4. The forceps head mechanism of the single-hole surgical mechanical arm according to claim 3, wherein one end of the sliding block (3) is arranged between the first connecting rod (5) and the second connecting rod (10), the first connecting rod (5) and the sliding block (3) are rotatably connected through the pin (4), and the second connecting rod (10) and the sliding block (3) are rotatably connected through the pin (4).

5. The forceps head mechanism of the single-hole surgical mechanical arm according to claim 1, wherein the guide wheel (6) is provided with gear teeth, the gear teeth are matched with the first jaw (7), and the gear teeth are matched with the second jaw (8).

6. The jaw mechanism of a single-hole surgical robotic arm of claim 2, further comprising: and the pin shaft (9) is provided with two ends which are respectively limited in the two second holes.

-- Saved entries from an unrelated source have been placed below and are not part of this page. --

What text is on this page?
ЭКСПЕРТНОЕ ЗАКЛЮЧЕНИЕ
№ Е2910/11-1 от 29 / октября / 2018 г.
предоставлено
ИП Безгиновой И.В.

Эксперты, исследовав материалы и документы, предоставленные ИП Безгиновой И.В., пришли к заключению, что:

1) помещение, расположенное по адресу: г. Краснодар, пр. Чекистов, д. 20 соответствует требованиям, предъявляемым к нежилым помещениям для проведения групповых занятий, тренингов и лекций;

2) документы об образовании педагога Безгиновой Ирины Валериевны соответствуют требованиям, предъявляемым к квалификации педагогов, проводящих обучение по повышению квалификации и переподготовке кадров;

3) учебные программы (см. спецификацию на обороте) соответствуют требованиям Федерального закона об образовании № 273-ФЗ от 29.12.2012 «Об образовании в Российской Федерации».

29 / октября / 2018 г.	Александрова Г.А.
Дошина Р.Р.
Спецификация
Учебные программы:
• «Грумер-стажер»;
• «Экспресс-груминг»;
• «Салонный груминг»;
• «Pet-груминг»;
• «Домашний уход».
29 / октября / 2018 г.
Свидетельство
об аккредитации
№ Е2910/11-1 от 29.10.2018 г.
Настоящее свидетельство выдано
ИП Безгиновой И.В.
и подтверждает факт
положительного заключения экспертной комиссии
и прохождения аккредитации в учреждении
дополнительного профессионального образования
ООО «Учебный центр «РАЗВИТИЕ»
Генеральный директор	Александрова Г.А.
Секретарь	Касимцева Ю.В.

7. The forceps head mechanism of the single-hole surgical mechanical arm as claimed in claim 6, wherein the guide wheel (6) is provided with a second through hole, the second through hole is matched with the pin shaft (9), and the guide wheel (6) is operatively connected around the pin shaft (9) in a rotating manner.

8. The jaw mechanism of the single-hole surgical mechanical arm according to claim 7, wherein a third through hole is formed in the first jaw (7), the third through hole is matched with the pin shaft (9), the first jaw (7) is operatively connected in a rotating mode around the pin shaft (9), and the first jaw (7) is provided with a first plane.

9. The jaw mechanism of a single-hole surgical robotic arm according to claim 8, wherein said second jaw (8) is provided with a fourth through hole, said fourth through hole is matched with said pin (9), said second jaw (8) is operatively connected in a rotation manner around said pin (9), and said second jaw (8) has a second plane thereon.

10. The jaw mechanism of a single-hole surgical robotic arm according to claim 9, wherein a first plane of said first jaw (7) is operatively opposed to a second plane of said second jaw (8).